A diet rich in saturated fat may indeed be bad when it is also a diet even moderately rich in insulin-boosting, easily digestible carbs. This may be one of the main reasons why there have been so many studies in the past showing a correlation between saturated fat consumption and heart disease; studies that typically did not control for carbohydrate consumption.

In a recent interview on the Livin' La Vida Low-Carb Blog, Dr. John Salerno goes into more detail regarding this issue, recommending a much more rigid adoption of the Atkins diet than many think is okay. (In fact, I often talk to people who think that if they cut a very high carb. intake in half - e.g., from 400 to 200 grams per day - replacing the carbs with fat, they will be halfway into a full blown Atkins diet.) Dr. Salerno has worked in the past with Dr. Atkins. He calls his diet the Silver Cloud Diet. I am not sure I agree with all that Dr. Salerno had to say, but his argument in favor of a diet very low in carbs. does make sense to me.

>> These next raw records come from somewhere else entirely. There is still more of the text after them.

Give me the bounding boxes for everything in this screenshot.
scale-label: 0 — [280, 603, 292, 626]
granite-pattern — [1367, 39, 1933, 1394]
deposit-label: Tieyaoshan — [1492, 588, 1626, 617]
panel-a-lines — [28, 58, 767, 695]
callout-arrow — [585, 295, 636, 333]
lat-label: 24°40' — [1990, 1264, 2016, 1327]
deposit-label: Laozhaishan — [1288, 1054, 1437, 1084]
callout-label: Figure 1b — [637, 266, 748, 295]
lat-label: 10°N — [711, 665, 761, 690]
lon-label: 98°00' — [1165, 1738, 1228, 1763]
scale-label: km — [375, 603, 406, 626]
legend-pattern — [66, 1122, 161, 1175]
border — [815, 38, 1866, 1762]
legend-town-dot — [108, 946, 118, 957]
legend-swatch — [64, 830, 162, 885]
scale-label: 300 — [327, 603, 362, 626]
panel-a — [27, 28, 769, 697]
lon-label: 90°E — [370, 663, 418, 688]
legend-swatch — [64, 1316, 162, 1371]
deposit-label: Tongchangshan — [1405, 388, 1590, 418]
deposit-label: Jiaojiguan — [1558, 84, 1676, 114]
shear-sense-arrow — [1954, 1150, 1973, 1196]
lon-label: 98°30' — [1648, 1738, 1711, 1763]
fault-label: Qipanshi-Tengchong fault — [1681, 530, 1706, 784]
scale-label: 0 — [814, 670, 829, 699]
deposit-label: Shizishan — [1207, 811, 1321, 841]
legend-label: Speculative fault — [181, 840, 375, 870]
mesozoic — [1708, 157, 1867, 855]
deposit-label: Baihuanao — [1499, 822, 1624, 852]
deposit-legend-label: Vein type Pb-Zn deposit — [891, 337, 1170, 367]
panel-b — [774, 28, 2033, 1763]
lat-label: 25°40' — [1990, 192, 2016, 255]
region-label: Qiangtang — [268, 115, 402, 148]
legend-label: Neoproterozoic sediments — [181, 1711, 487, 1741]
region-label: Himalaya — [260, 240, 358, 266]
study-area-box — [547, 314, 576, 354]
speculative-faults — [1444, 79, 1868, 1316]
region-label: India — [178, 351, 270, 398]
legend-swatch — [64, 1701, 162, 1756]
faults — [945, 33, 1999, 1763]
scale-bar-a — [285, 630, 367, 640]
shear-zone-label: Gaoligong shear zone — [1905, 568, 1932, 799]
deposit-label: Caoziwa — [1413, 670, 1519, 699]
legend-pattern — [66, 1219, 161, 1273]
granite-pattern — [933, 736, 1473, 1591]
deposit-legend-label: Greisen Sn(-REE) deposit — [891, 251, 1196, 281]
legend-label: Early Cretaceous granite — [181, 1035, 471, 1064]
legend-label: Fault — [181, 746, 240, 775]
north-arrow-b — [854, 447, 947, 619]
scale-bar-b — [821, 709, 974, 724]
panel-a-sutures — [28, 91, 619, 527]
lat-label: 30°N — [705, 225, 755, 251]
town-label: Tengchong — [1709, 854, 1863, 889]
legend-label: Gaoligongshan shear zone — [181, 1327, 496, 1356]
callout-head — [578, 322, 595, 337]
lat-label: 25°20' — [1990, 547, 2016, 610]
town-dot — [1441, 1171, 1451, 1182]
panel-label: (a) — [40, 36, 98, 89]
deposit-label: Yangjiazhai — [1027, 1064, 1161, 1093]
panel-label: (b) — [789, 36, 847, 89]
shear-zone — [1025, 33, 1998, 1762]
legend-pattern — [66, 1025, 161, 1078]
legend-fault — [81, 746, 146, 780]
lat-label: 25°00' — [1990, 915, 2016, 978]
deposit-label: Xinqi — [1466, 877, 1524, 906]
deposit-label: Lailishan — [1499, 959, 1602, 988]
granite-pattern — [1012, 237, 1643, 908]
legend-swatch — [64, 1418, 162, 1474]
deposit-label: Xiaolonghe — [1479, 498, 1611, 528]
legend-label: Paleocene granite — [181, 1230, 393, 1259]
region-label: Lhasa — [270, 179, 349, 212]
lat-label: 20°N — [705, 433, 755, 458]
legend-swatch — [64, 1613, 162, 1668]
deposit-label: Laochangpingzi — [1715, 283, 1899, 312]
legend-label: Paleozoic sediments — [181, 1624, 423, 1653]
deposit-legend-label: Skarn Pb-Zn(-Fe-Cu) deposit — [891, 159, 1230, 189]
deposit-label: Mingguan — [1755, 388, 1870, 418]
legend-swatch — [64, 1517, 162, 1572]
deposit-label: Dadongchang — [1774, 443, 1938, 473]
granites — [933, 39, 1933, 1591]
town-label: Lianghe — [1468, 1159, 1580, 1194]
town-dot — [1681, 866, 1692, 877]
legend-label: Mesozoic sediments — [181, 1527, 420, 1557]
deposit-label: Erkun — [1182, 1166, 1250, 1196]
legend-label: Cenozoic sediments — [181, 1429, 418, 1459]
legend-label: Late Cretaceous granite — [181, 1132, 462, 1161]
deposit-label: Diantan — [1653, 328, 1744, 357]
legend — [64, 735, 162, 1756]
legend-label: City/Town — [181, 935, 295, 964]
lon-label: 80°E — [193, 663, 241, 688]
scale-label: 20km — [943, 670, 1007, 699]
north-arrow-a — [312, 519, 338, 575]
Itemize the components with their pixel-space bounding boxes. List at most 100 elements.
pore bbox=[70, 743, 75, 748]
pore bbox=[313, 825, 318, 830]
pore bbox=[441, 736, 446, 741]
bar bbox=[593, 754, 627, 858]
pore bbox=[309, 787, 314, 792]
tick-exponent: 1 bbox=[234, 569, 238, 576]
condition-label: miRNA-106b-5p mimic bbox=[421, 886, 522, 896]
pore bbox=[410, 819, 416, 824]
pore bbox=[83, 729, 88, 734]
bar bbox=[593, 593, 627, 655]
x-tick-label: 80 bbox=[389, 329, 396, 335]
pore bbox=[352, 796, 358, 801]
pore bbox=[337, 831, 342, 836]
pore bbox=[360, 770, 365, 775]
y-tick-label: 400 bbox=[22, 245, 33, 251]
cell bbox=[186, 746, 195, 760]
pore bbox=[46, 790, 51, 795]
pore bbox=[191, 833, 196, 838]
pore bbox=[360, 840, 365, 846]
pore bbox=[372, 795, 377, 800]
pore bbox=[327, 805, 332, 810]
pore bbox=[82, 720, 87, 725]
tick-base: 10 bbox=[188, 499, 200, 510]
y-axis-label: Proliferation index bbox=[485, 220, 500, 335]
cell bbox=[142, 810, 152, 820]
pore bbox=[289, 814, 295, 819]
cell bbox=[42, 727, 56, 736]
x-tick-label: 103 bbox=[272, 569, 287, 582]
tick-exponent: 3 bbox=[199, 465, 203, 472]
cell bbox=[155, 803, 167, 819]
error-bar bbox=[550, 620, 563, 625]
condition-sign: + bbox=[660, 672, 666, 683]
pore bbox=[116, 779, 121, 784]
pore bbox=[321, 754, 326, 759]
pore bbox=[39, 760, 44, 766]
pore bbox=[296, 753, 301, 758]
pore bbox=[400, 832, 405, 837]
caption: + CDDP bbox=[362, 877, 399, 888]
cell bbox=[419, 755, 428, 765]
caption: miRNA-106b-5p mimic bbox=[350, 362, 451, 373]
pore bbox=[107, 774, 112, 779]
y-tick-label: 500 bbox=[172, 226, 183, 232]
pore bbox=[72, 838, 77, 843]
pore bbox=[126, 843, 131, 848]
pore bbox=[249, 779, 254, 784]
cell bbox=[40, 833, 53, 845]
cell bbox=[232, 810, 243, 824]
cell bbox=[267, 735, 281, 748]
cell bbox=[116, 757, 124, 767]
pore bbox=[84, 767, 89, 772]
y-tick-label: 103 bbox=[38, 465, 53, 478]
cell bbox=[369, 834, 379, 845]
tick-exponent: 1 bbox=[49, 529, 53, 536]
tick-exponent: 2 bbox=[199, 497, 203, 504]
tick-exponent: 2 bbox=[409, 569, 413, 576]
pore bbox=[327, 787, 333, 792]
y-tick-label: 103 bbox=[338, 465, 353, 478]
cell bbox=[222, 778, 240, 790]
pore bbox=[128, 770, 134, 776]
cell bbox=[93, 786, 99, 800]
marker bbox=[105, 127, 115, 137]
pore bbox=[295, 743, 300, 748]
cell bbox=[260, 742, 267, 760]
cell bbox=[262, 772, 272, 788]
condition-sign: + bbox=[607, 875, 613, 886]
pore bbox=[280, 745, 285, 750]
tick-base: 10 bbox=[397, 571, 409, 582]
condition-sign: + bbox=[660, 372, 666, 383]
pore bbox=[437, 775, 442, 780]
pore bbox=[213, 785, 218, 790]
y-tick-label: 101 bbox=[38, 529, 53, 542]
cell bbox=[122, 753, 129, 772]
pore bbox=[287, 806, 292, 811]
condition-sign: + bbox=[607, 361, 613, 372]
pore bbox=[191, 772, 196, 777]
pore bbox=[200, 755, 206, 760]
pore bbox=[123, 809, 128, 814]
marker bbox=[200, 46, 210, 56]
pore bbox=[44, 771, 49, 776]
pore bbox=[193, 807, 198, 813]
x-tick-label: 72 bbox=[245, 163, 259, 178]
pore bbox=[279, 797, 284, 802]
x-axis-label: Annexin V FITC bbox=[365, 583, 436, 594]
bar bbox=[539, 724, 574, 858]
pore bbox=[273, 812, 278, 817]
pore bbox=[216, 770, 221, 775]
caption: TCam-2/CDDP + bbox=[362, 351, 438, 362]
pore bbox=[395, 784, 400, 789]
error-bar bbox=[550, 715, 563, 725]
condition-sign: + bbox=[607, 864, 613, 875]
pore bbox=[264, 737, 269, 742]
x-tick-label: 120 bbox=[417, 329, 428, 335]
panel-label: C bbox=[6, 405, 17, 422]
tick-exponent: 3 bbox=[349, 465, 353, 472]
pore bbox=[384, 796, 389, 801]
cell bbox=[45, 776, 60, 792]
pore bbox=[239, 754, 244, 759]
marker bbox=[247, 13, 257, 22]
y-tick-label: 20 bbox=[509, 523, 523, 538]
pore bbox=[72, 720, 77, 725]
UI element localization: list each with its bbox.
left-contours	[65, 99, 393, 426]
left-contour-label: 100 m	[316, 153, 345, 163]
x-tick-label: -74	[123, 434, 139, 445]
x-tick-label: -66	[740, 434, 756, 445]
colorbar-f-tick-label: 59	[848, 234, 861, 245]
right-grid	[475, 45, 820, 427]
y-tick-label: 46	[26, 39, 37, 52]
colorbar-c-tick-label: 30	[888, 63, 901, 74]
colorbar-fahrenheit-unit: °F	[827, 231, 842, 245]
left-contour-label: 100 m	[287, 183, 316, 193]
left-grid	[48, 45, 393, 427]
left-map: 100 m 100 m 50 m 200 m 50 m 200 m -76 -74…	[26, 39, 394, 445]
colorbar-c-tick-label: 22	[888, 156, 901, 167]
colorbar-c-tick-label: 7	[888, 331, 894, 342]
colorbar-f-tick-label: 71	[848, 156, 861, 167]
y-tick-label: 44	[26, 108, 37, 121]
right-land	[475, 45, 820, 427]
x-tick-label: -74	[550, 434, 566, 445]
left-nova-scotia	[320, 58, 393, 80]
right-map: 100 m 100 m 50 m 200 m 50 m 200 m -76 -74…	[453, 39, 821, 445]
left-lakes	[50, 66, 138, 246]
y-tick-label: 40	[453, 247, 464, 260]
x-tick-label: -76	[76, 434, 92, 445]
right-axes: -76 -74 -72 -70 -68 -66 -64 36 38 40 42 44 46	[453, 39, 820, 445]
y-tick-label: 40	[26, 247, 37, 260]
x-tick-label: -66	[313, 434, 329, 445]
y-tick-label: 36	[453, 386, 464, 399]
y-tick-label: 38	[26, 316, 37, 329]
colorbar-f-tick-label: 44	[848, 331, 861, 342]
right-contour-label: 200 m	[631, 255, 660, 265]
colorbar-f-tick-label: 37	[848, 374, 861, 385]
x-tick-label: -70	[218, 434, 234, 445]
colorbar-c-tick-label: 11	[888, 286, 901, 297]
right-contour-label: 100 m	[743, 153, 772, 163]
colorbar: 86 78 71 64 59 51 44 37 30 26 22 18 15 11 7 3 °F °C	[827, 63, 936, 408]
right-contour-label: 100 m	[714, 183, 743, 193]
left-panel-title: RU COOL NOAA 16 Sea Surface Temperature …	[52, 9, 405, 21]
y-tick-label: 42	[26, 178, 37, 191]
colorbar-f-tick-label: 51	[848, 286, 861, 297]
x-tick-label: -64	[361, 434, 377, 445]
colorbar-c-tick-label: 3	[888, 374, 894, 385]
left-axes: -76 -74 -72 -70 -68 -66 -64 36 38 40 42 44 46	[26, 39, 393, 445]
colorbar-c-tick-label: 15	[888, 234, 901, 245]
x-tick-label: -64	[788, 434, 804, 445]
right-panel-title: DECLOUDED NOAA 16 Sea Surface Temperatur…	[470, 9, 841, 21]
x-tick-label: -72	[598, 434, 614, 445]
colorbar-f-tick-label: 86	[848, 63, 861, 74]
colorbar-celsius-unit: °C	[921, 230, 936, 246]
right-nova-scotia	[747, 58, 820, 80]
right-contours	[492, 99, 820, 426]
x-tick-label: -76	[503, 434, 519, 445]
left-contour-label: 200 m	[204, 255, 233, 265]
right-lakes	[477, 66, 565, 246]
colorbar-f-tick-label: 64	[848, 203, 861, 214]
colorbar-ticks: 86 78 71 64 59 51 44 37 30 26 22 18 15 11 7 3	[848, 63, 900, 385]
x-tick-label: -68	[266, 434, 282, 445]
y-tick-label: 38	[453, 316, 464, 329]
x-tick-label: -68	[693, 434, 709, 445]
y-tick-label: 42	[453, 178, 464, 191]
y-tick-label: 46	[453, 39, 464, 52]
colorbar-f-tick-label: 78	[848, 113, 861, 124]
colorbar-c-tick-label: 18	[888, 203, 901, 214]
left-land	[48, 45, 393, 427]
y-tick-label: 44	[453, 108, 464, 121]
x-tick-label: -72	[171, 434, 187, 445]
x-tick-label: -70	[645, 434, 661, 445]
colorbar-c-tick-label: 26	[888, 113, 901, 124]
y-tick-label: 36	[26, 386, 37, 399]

Finally, I think that it is dangerous to extrapolate the results of any study, no matter how comprehensive, to the population in general. Each individual is unique in terms of his or her genetic makeup and life history; the latter also influences metabolic patterns. (Even identical twins raised together may display different metabolic patterns, because of their different life histories.)  So, while a low carb. diet may work well for a lot of people, it may have very negative effects on a few. Increases in inflammation markers and adverse effects on LDL cholesterol (especially when LDL is measured directly, accounting for particle numbers and sizes) are warning signs that any low carb. dieter should pay attention to.

Reference:

Miller, M. et al. (2009). Comparative effects of three popular diets on lipids, endothelial function, and c-reactive protein during weight maintenance. Journal of the American Dietetic Association, 109, 713-717.